Fairfax County, VA departmental leaders took a giant step towards addressing racial inequity in the county juvenile justice system with their plan “One Fairfax: A Brief History of a Countywide Plan to Advance Equity and Opportunity. The plan was developed to address findings from an institutional analysis conducted by The Center for Study of Social Policy. The analysis methodology uncovered a multitude of structural and institutional factors that contribute to a persistently high rate of Disproportionate Minority Contact (DMC) within the juvenile justice system. Prior to the analysis, departmental leaders attempted to address this issue in a number of different ways (such as cultural competency trainings for county staff who consistently engage with young people).
While these attempts did seem to have an impact in reducing the number of incarcerated minority youth, the disproportionality persisted. The analysis emphasized how the function of systems, rather than people, contribute to this problem and offered numerous solutions as to how this issue could be addressed at the structural level. Given the diversity of factors revealed during this process, it became obvious that the problem couldn’t be addressed by a “quick fix” through any one particular agency.

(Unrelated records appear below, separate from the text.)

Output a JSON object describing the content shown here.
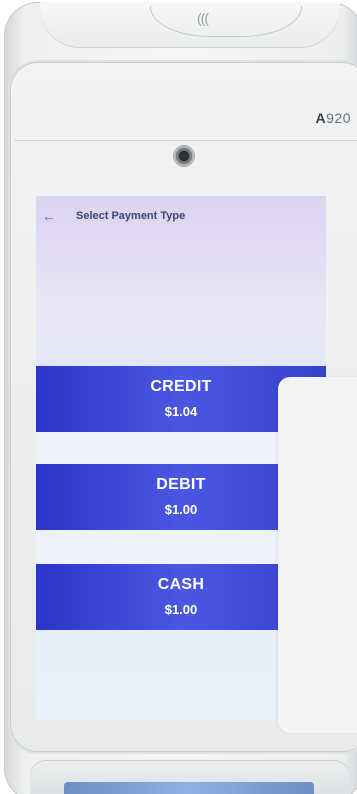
{
  "device": {
    "model_prefix": "A",
    "model_number": "920",
    "nfc_symbol": "((("
  },
  "screen": {
    "back_symbol": "←",
    "title": "Select Payment Type",
    "options": [
      {
        "label": "CREDIT",
        "amount": "$1.04"
      },
      {
        "label": "DEBIT",
        "amount": "$1.00"
      },
      {
        "label": "CASH",
        "amount": "$1.00"
      }
    ]
  },
  "colors": {
    "button_blue": "#3441cf",
    "title_text": "#3b4577"
  }
}
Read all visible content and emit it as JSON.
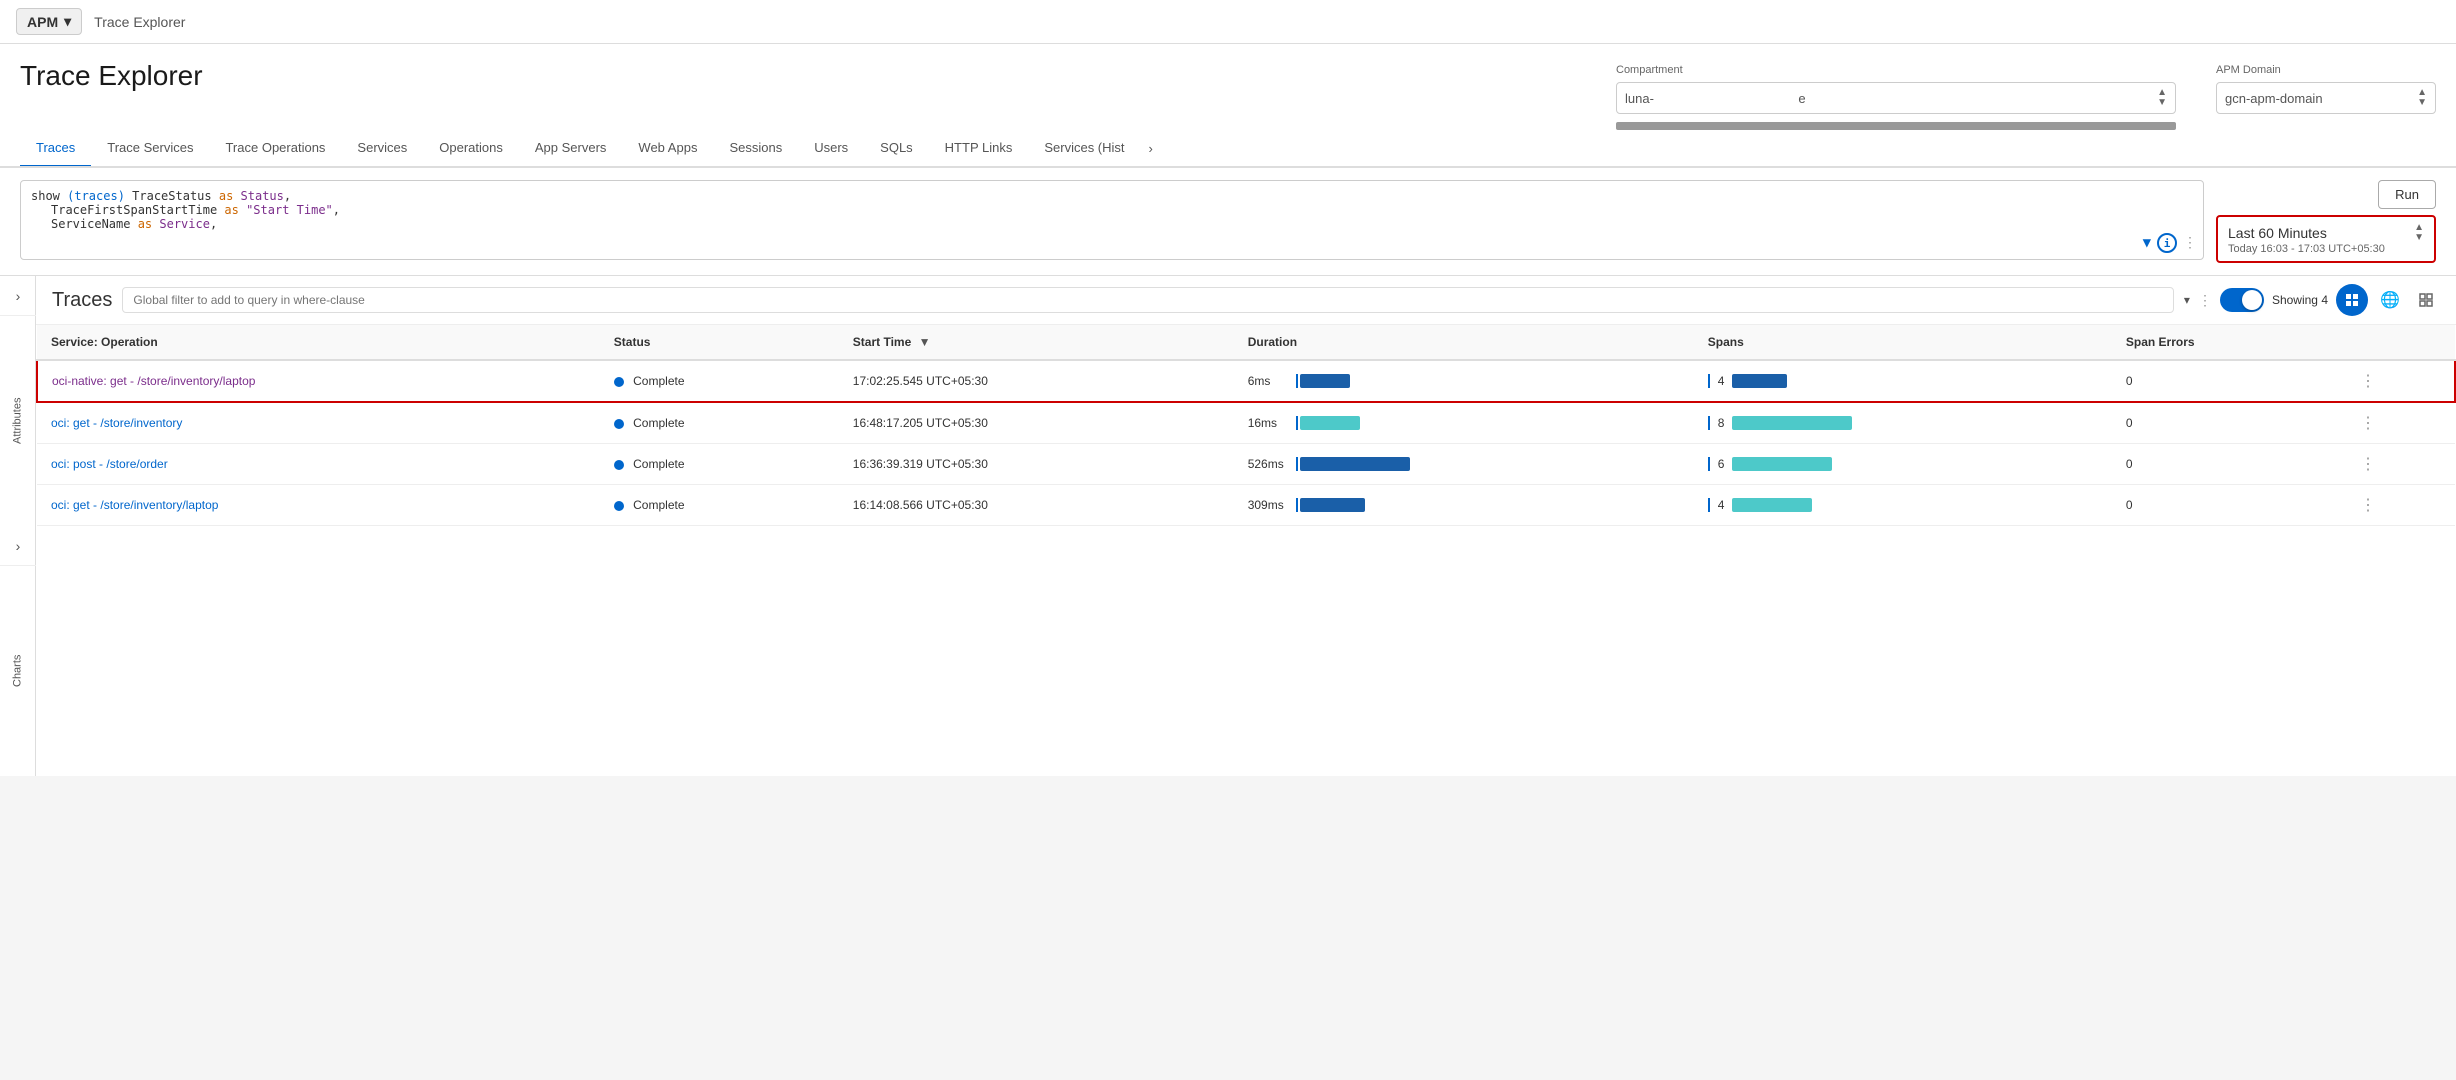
{
  "topbar": {
    "apm_label": "APM",
    "breadcrumb": "Trace Explorer"
  },
  "page": {
    "title": "Trace Explorer"
  },
  "compartment": {
    "label": "Compartment",
    "value": "luna-████████████████████████████████e",
    "display_text": "luna-                                        e"
  },
  "apm_domain": {
    "label": "APM Domain",
    "value": "gcn-apm-domain"
  },
  "tabs": [
    {
      "id": "traces",
      "label": "Traces",
      "active": true
    },
    {
      "id": "trace-services",
      "label": "Trace Services",
      "active": false
    },
    {
      "id": "trace-operations",
      "label": "Trace Operations",
      "active": false
    },
    {
      "id": "services",
      "label": "Services",
      "active": false
    },
    {
      "id": "operations",
      "label": "Operations",
      "active": false
    },
    {
      "id": "app-servers",
      "label": "App Servers",
      "active": false
    },
    {
      "id": "web-apps",
      "label": "Web Apps",
      "active": false
    },
    {
      "id": "sessions",
      "label": "Sessions",
      "active": false
    },
    {
      "id": "users",
      "label": "Users",
      "active": false
    },
    {
      "id": "sqls",
      "label": "SQLs",
      "active": false
    },
    {
      "id": "http-links",
      "label": "HTTP Links",
      "active": false
    },
    {
      "id": "services-hist",
      "label": "Services (Hist",
      "active": false
    }
  ],
  "query": {
    "line1": "show (traces) TraceStatus as Status,",
    "line2": "TraceFirstSpanStartTime as \"Start Time\",",
    "line3": "ServiceName as Service,",
    "run_label": "Run"
  },
  "time_selector": {
    "title": "Last 60 Minutes",
    "subtitle": "Today 16:03 - 17:03 UTC+05:30"
  },
  "traces_panel": {
    "title": "Traces",
    "filter_placeholder": "Global filter to add to query in where-clause",
    "showing_text": "Showing 4",
    "columns": [
      {
        "key": "service_operation",
        "label": "Service: Operation"
      },
      {
        "key": "status",
        "label": "Status"
      },
      {
        "key": "start_time",
        "label": "Start Time",
        "sort": "desc"
      },
      {
        "key": "duration",
        "label": "Duration"
      },
      {
        "key": "spans",
        "label": "Spans"
      },
      {
        "key": "span_errors",
        "label": "Span Errors"
      }
    ],
    "rows": [
      {
        "id": "row1",
        "service_operation": "oci-native: get - /store/inventory/laptop",
        "service_operation_color": "purple",
        "status": "Complete",
        "start_time": "17:02:25.545 UTC+05:30",
        "duration_text": "6ms",
        "duration_bar_width": 50,
        "duration_bar_type": "dark_blue",
        "spans": "4",
        "span_bar_width": 55,
        "span_bar_type": "dark_blue",
        "span_errors": "0",
        "highlighted": true
      },
      {
        "id": "row2",
        "service_operation": "oci: get - /store/inventory",
        "service_operation_color": "blue",
        "status": "Complete",
        "start_time": "16:48:17.205 UTC+05:30",
        "duration_text": "16ms",
        "duration_bar_width": 60,
        "duration_bar_type": "teal",
        "spans": "8",
        "span_bar_width": 120,
        "span_bar_type": "teal",
        "span_errors": "0",
        "highlighted": false
      },
      {
        "id": "row3",
        "service_operation": "oci: post - /store/order",
        "service_operation_color": "blue",
        "status": "Complete",
        "start_time": "16:36:39.319 UTC+05:30",
        "duration_text": "526ms",
        "duration_bar_width": 110,
        "duration_bar_type": "dark_blue",
        "spans": "6",
        "span_bar_width": 100,
        "span_bar_type": "teal",
        "span_errors": "0",
        "highlighted": false
      },
      {
        "id": "row4",
        "service_operation": "oci: get - /store/inventory/laptop",
        "service_operation_color": "blue",
        "status": "Complete",
        "start_time": "16:14:08.566 UTC+05:30",
        "duration_text": "309ms",
        "duration_bar_width": 65,
        "duration_bar_type": "dark_blue",
        "spans": "4",
        "span_bar_width": 80,
        "span_bar_type": "teal",
        "span_errors": "0",
        "highlighted": false
      }
    ]
  },
  "side_panel": {
    "attributes_label": "Attributes",
    "charts_label": "Charts"
  }
}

One direct result from these efforts was the creation of the Successful Children and Youth Policy Team (SCYPT), which was established in order to directly address the lack of effective coordination between the police department, child welfare, and juvenile justice services. Due to the demonstrated link between truancy and criminal behavior, these agencies are uniquely positioned to address the root cause of high DMC. Because many agency employees were not used to talking about racial disparities in such an explicit manner, the overall vision for cross-agency collaboration had to incorporate what Patricia Harrison (Former Deputy County Executive for Human Services) referred to as “pacing,” which refers to the theme of “knowing when to push individuals for change and when to back off.”
Given the higher level of collaboration necessary for any inter-agency strategy to work, there must also be a plan to developing solid strategies for encouraging the necessary “conceptual buy-in” (as opposed to simply paying lip-service) from departmental leaders to achieve success.